If it doesn't need to be real-time, batch it.

Monitoring costs in production

You can't optimize what you don't measure. Track these numbers:

Cost per request: Break it down by endpoint. Your chatbot might cost 3 cents per turn, your summarizer 0.5 cents, your classifier 0.01 cents. Know which features are expensive.

Token usage over time: Look for trends. Is usage growing linearly with users? Or is there a specific feature that's burning through tokens disproportionately?

Cache hit rate: If you've set up caching, track how often it saves you an API call. A low hit rate means your cache strategy needs tuning.

Cost per user: The metric that matters most to the business. If you're charging users 20 dollars per month and each active user costs you 15 dollars in API fees, you have a problem.

Set up alerts. If daily spending exceeds 2x the average, you want to know before the bill arrives.

The cost optimization playbook

If your LLM costs are too high, work through this list in order. Each step has diminishing returns, so start at the top:

Route by complexity — Use small models for simple tasks. Biggest single lever.
Trim your prompts — Remove unnecessary instructions and verbose system prompts.
Implement caching — Exact-match first, then semantic caching.
Manage context — Summarize old messages instead of sending full history.
Set token budgets — Cap input and output tokens per request type.
Batch non-urgent work — Use batch APIs at half the cost.
Monitor and iterate — Track cost per request, find the expensive outliers, optimize them specifically.
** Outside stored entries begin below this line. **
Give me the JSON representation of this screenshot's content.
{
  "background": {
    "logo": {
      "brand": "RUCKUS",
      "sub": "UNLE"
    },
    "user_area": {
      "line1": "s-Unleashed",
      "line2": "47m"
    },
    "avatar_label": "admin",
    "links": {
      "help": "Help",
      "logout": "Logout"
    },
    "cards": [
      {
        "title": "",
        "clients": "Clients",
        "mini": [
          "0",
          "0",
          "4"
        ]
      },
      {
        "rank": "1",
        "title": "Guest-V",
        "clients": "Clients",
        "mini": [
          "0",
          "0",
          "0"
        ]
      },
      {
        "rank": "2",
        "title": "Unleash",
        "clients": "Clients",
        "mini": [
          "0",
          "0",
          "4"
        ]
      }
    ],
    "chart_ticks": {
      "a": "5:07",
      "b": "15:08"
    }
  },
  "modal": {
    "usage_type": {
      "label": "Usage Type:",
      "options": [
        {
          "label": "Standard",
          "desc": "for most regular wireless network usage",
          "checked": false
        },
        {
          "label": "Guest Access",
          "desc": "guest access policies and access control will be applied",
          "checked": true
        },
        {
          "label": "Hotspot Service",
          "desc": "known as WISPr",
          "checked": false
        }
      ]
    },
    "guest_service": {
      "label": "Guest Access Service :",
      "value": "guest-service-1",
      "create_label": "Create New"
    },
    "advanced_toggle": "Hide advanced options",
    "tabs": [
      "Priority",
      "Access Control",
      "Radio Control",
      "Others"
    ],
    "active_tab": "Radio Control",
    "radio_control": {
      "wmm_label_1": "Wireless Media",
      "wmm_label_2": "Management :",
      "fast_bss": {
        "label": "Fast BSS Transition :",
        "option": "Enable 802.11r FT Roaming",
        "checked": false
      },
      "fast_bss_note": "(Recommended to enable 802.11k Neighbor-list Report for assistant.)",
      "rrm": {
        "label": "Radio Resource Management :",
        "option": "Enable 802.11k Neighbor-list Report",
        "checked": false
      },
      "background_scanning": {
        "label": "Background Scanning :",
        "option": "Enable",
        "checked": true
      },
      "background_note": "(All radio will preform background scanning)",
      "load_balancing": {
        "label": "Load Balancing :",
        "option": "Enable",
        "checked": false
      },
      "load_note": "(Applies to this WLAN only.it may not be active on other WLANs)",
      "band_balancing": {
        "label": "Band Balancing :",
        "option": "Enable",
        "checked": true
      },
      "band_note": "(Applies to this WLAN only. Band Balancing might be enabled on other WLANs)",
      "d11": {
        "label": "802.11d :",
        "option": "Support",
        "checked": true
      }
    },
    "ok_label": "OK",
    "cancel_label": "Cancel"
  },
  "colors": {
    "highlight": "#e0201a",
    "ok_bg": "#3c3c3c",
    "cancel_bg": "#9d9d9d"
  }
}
Most teams can cut their LLM costs by 50-70% just by implementing the first three items. No quality loss. Just smarter engineering.

The finish line

That wraps up the Production AI Engineering series. We went from writing our first HuggingFace app, through fine-tuning, frameworks, model serving, cloud platforms, MLOps, evaluation, and now cost management.

If you followed along, you now know how to take a model from "works in a notebook" to running in production with proper monitoring and budget controls. That's the whole pipeline.

The field moves fast — new models, new tools, new pricing every month. But the fundamentals here don't expire. Serving infrastructure still needs load management. Evaluations still need real user queries. And cost optimization will only get more important as usage scales.

Go build something. The best way to learn the rest is by shipping.